Rico Weber, (1942-2004) spent his life imagining an idea of three-dimensional photography. Since its inception, photography has had the tendency to put a veil on our visible reality. It is as if no one doubted the link between reality and its inscription on paper, film, glass plate etc... It is believed that this chemical process cuts out the floating forms and fixes them. This transfer, simple to state, so clear to perceive, was born from the fascination that light has had on spirits. Rico Weber's works revisit the alchemical birth of photography.
It was indeed the alchemists who first noted the ability of silver salts to blacken with light. Through this process they realized the power of daylight in the transformation of substances and bodies. To observe it, to direct it, they had to control the darkness. The shadow gained its strength and deployed its capacity to freeze the world. By combining the two elements, and rigidifying the forces at work, reality and its image could be suspended for a time. It was a question of finding the Speculum Memor, the mirror with memory.

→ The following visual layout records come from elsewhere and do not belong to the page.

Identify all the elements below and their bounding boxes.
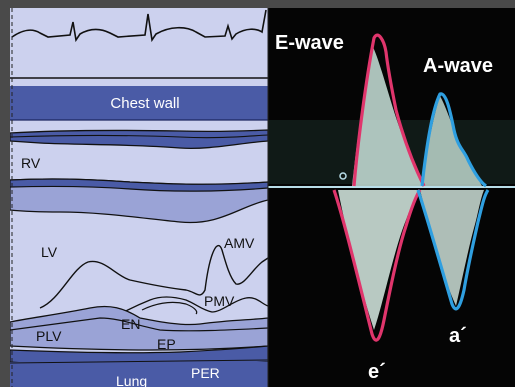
label-plv: PLV <box>36 328 62 344</box>
label-rv: RV <box>21 155 41 171</box>
lung-edge <box>10 359 268 364</box>
label-e-wave: E-wave <box>275 32 344 54</box>
label-per: PER <box>191 365 220 381</box>
e-wave-signal <box>352 45 424 186</box>
label-a-wave: A-wave <box>423 55 493 77</box>
m-mode-schematic: Chest wall RV LV AMV PMV PLV EN EP Lung … <box>10 8 268 387</box>
e-prime-signal <box>338 190 420 330</box>
septum-band <box>10 178 268 192</box>
ecg-trace <box>11 9 267 43</box>
label-e-prime: e´ <box>368 361 386 383</box>
label-ep: EP <box>157 336 176 352</box>
label-chest-wall: Chest wall <box>110 95 179 112</box>
label-lung: Lung <box>116 373 147 387</box>
epicardium-line <box>10 317 268 332</box>
doppler-marker <box>339 172 347 180</box>
label-en: EN <box>121 316 140 332</box>
chest-wall-band <box>10 86 268 120</box>
anterior-mitral-leaflet <box>39 244 268 309</box>
a-wave-signal <box>420 96 482 186</box>
lv-posterior-wall <box>10 305 268 351</box>
label-a-prime: a´ <box>449 325 467 347</box>
a-prime-signal <box>420 190 484 306</box>
e-wave-trace <box>352 33 426 187</box>
rv-anterior-wall-line <box>10 134 268 139</box>
posterior-mitral-leaflet <box>119 296 268 315</box>
a-wave-trace <box>420 92 487 188</box>
a-prime-trace <box>416 189 490 311</box>
label-lv: LV <box>41 244 58 260</box>
leaflet-coaptation <box>141 301 198 315</box>
lung-band <box>10 362 268 387</box>
doppler-panel: E-wave A-wave e´ a´ <box>268 8 515 387</box>
e-prime-trace <box>332 189 422 342</box>
rv-anterior-wall <box>10 129 268 149</box>
label-amv: AMV <box>224 235 255 251</box>
label-pmv: PMV <box>204 293 235 309</box>
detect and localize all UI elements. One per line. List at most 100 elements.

This second solo exhibition of Rico Weber's work at Galerie Maria Bernheim presents a series of strange and ghostly architectural fragments filled with fetishes, signs and symbols. The crevices of everyday life seem to be full of beliefs and the real is traversed by magical tensions. The chromatic range reduced to the exclusive use of this opaque anthracite resin contributes to amplifying this feeling of the uncanny. The titles of the works refer very directly to our potential spiritual quests, almost directing the viewers into a state of meditation. This is the very essence of what Rico Weber plays with, everything about his work seems familiar, anchored so firmly in our memories, yet all of it speaks of a distant, secret and dark elsewhere.

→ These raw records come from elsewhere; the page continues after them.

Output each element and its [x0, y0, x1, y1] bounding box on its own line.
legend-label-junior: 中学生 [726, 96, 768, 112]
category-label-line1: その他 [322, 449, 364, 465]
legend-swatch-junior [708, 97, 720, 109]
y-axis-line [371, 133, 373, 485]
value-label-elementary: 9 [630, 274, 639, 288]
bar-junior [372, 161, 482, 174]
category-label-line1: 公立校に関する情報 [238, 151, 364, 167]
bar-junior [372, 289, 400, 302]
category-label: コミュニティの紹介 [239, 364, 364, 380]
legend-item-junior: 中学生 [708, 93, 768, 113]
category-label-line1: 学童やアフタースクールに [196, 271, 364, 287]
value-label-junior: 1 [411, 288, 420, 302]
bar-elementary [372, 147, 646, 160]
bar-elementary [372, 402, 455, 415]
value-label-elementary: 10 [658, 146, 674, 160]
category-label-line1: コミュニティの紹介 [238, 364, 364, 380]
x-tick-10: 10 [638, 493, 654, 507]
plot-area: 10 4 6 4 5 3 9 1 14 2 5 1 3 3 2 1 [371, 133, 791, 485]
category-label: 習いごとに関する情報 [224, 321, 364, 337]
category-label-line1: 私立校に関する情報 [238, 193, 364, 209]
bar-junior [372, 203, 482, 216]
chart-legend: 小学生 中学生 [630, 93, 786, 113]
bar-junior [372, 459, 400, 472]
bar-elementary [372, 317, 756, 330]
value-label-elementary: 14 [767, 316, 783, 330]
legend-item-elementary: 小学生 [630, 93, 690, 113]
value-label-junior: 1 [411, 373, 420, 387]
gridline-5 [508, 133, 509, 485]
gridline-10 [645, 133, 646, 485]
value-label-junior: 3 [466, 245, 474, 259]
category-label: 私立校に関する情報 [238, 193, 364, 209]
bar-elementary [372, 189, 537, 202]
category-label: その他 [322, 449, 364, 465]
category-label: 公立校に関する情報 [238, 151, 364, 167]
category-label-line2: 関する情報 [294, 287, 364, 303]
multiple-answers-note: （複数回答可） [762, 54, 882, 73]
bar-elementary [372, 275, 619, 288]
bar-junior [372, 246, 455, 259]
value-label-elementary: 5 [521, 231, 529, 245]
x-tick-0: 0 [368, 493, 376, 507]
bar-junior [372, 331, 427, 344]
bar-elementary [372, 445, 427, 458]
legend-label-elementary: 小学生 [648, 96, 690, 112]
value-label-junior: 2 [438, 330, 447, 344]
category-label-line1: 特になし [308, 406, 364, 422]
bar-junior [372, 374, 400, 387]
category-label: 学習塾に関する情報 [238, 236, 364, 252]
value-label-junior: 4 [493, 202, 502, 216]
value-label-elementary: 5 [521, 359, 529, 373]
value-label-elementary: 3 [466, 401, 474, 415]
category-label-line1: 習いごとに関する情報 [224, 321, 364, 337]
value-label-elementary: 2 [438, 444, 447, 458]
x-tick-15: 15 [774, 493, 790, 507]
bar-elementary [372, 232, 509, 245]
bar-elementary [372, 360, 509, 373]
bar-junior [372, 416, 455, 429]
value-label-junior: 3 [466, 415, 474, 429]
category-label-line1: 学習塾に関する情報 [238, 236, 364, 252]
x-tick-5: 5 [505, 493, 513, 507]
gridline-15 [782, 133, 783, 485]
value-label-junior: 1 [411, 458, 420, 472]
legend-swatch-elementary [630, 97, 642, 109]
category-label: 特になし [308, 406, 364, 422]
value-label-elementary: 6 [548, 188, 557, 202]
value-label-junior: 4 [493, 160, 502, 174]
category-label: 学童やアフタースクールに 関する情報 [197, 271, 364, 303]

Somewhat in the spirit of a game, surely as a metaphor for the very meaning of defining oneself as an artist in society, Rico Weber reactivates an alchemical feeling that sometimes leads us to imagine the world as a simple reflection of what it is. The artist constructs meager and somber specters, reminiscent of what we could imagine cellars of the Parisian Marais must feel like, where a few lost initiates continue to scratch the walls in an attempt to find the Philosopher's Stone supposedly abandoned there by Nicolas Flamel.